Land Rover developed the Range Rover Sport air suspension and the optional adaptive damping shock absorbers on the famous Nordschleife, the northern loop of the Nurburgring circuit in Germany, and it shows through to the average driver on a twisty country road. SUVs of this height and heft are not supposed to handle this well in the curves, and with so little body roll. There are limits, of course; but they're higher than one has a right to expect. The 20-inch low-profile Michelin tires on our Sport undoubtedly helped.
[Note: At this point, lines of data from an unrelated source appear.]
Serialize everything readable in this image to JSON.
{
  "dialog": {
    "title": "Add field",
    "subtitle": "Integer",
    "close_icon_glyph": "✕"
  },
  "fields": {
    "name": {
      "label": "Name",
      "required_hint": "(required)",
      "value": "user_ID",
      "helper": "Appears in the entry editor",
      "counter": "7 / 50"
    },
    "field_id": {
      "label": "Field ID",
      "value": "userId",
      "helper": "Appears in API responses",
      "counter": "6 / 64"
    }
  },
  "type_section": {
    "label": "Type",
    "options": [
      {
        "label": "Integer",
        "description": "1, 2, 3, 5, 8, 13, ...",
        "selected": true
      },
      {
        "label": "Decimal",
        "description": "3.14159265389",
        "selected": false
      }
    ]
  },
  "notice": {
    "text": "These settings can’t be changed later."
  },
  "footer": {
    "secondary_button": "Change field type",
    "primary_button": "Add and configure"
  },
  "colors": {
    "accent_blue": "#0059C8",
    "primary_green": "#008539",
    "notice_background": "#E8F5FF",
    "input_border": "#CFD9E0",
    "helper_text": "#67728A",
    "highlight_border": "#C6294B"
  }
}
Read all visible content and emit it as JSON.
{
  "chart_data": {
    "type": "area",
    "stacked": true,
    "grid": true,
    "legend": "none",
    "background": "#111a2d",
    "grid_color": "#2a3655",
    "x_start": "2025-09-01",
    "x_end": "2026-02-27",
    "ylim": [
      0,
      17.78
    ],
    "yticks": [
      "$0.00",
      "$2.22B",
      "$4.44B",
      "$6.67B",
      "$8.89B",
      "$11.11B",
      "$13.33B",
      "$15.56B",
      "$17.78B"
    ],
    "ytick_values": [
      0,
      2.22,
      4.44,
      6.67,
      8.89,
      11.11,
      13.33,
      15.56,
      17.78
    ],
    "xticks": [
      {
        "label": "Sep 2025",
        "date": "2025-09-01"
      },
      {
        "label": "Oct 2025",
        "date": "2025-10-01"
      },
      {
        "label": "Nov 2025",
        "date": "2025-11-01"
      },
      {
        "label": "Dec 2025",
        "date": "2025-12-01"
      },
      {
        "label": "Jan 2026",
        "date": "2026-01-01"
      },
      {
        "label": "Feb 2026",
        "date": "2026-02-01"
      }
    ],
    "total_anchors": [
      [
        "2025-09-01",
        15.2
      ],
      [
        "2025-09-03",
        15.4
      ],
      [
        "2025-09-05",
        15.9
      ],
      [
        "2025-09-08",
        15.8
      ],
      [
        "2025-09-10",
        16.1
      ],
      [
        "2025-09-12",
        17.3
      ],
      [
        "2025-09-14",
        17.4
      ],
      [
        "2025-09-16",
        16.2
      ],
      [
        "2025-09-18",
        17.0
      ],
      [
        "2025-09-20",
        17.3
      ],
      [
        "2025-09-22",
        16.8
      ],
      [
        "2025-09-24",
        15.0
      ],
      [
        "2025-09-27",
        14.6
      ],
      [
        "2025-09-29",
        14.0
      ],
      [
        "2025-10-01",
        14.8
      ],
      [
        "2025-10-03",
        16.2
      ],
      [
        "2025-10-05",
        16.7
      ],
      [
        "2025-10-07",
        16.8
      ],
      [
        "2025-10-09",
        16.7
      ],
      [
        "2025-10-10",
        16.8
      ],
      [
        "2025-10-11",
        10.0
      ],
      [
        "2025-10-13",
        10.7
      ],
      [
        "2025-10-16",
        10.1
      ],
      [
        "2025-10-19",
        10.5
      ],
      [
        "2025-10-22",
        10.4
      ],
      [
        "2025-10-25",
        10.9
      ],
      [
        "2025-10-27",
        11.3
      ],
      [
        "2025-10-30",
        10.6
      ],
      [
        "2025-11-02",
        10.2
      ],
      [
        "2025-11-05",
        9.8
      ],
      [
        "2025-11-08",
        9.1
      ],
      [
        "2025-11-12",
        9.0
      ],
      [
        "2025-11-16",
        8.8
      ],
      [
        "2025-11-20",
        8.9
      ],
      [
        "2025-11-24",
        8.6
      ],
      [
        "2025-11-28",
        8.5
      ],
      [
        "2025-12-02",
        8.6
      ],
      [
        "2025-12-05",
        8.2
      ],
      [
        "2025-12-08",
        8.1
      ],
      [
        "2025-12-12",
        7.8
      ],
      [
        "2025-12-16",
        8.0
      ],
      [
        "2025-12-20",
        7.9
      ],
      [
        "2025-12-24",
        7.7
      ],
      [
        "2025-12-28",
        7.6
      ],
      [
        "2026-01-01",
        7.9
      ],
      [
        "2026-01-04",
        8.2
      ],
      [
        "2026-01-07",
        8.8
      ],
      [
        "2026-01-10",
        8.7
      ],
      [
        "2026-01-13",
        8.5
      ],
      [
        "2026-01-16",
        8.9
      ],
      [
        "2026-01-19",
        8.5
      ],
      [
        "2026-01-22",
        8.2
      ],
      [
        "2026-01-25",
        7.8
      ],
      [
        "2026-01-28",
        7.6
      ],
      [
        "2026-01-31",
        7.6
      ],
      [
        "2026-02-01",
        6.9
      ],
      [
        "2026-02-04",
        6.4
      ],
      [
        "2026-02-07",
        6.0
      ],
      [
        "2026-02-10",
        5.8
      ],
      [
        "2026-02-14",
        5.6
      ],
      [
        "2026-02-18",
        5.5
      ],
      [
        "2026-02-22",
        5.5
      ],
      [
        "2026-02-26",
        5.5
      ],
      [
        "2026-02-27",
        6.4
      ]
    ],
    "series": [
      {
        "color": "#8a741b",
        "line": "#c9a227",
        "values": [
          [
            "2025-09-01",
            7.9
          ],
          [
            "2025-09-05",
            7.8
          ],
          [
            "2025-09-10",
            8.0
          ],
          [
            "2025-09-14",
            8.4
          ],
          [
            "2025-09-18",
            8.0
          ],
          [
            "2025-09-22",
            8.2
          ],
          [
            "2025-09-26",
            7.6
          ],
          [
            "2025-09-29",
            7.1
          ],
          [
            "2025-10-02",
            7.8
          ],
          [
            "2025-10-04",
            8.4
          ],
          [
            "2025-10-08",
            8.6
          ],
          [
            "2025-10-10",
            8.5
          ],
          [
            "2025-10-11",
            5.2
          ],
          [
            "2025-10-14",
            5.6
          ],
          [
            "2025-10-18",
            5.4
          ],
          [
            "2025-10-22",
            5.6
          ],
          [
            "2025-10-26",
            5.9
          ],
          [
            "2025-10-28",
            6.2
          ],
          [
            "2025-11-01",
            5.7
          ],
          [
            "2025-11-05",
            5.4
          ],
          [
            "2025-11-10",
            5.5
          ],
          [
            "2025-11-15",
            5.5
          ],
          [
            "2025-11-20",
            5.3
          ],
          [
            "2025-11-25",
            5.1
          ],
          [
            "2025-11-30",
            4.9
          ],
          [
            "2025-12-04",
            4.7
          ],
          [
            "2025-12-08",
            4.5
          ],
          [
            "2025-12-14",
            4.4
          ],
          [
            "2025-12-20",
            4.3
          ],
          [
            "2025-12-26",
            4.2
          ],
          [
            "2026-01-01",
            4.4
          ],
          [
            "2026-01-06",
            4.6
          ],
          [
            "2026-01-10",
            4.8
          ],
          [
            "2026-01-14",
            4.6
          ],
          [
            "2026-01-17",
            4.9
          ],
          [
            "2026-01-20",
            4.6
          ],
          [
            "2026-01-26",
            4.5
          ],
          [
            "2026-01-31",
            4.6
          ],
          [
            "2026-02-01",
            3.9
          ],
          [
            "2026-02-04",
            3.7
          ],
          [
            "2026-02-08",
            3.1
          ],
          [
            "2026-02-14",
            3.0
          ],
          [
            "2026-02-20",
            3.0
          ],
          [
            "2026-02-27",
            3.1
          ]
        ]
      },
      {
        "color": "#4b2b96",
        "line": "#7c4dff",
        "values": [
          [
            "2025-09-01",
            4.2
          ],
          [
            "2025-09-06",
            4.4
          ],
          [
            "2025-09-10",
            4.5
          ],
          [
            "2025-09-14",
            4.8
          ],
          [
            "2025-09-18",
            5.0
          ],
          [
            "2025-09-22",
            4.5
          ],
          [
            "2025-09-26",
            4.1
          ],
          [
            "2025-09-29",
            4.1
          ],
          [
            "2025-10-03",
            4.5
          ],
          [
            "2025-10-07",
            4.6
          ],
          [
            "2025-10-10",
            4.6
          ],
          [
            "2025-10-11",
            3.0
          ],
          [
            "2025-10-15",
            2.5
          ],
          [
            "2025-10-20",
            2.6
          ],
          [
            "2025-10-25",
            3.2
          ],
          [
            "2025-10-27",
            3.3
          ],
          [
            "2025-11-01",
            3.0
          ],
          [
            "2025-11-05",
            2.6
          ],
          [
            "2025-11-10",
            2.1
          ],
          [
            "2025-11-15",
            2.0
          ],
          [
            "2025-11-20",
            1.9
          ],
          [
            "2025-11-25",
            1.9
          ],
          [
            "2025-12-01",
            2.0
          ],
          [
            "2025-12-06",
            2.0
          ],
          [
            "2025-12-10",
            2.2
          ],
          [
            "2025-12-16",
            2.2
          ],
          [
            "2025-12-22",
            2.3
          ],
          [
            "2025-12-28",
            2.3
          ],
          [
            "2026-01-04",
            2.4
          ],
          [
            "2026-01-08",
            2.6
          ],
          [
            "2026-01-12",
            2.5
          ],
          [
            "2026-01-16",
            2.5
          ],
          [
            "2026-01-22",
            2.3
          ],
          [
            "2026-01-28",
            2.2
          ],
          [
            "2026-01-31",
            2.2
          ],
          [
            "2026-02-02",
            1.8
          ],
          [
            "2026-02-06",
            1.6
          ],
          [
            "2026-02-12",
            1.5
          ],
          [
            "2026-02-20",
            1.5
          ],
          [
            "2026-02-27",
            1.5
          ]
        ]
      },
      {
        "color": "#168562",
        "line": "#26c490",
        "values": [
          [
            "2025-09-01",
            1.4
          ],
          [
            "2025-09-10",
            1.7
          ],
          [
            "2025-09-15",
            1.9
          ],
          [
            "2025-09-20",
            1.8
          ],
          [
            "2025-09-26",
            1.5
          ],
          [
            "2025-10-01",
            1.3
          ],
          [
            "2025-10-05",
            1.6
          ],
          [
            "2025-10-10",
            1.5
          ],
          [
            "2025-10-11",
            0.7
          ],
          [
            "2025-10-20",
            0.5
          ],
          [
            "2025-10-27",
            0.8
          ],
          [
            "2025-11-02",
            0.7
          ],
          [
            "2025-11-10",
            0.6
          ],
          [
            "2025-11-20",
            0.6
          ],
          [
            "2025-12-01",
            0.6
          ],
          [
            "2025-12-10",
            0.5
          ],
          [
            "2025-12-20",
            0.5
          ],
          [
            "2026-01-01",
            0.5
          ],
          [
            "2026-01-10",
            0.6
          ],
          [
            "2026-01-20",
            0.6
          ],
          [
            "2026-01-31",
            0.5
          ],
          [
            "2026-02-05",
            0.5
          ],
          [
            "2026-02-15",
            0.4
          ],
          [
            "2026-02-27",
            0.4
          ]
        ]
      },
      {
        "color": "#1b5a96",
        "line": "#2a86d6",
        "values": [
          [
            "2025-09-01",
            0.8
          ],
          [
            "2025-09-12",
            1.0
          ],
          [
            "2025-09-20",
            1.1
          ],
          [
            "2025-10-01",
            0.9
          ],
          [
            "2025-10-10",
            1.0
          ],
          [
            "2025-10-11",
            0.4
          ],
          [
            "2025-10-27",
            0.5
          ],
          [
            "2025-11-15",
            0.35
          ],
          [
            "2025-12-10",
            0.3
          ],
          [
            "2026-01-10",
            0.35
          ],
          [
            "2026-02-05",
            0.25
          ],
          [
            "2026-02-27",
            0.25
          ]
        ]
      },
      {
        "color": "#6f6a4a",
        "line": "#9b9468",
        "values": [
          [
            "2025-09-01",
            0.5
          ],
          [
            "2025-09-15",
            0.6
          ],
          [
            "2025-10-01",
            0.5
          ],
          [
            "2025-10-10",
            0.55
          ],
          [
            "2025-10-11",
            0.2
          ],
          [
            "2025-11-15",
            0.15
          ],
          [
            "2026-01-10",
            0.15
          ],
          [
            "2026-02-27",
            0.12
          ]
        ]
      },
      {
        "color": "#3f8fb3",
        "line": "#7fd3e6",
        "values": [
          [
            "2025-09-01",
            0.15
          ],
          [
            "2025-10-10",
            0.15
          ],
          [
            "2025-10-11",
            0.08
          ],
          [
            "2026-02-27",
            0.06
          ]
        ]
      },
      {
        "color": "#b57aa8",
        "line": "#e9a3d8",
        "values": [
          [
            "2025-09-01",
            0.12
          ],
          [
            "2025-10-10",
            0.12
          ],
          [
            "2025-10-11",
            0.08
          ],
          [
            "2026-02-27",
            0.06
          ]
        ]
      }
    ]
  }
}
We think we'd prefer the taller sidewalls of the 19-inch wheels for all around use, however.

The Terrain Response system has five settings: Highway, Grass/Gravel/Snow, Mud/Ruts, Sand, and Rock Crawl. All you have to do is look out the windshield and select for the correct terrain, and the Range Rover Sport will drive accordingly, including setting the suspension height.

Our test drive included two days of driving off road in Colorado's San Juan Mountains over trails that exceeded 13,000 feet. The rock-crawling challenges we faced were very challenging yet there was nothing that caused our Sport to even pause, except maybe the dangers that we perceived when we climbed out to peer over the cliffs we might drop over if we made a big mistake. With guidance from Land Rover instructors riding shotgun, we saw first-hand the amazing things the Range Rover Sport was capable of, and how the Terrain Response system found traction in any situation, including climbing up steep bare rock covered with dust. Suffice it to say that you're unlikely to ever get stuck in the mud.

We used Hill Descent Control much of the time, and it worked flawlessly to keep us out of trouble on steep downhill rocky paths. Gradient Acceleration Control kicks in to keep the car from going too fast, when Hill Descent Control isn't set. And climbing up, we used Hill Start Assist, to keep from sliding back when we went from the brake pedal to the gas.

The Supercharged model uses the latest generation of Eaton supercharger, a twin vortex, with dual intercoolers. It also takes big Brembo brakes, with six-piston calipers in front. What this means is that it will accelerate from 0 to 60 in an eye-popping 5.9 seconds, and get back to a standstill in short space and without a groan.

The Range Rover Sport meets ULEV2 emissions requirements, and is rated to tow 7700 pounds. Trailer Stability Assist is an option that works like stability control; sensors detect oscillation in the trailer, and use throttle intervention and braking to get the trailer to stop weaving.

The Range Rover Sport costs less than a Range Rover and is slightly smaller, which makes it more nimble. It uses the same great V8 engine and 6-speed automatic transmission as the Range Rover. Cornering on the road is remarkable for a vehicle this size. Its offroad capability is unsurpassed, which means flexibility and safety in winter. The stitched leather seats are sporty and supportive, and the interior is classy and functional.

Sam Moses contributed to this report after his test drive of a Range Rover Sport in Colorado; with Jim McCraw reporting from Edinburgh, Scotland.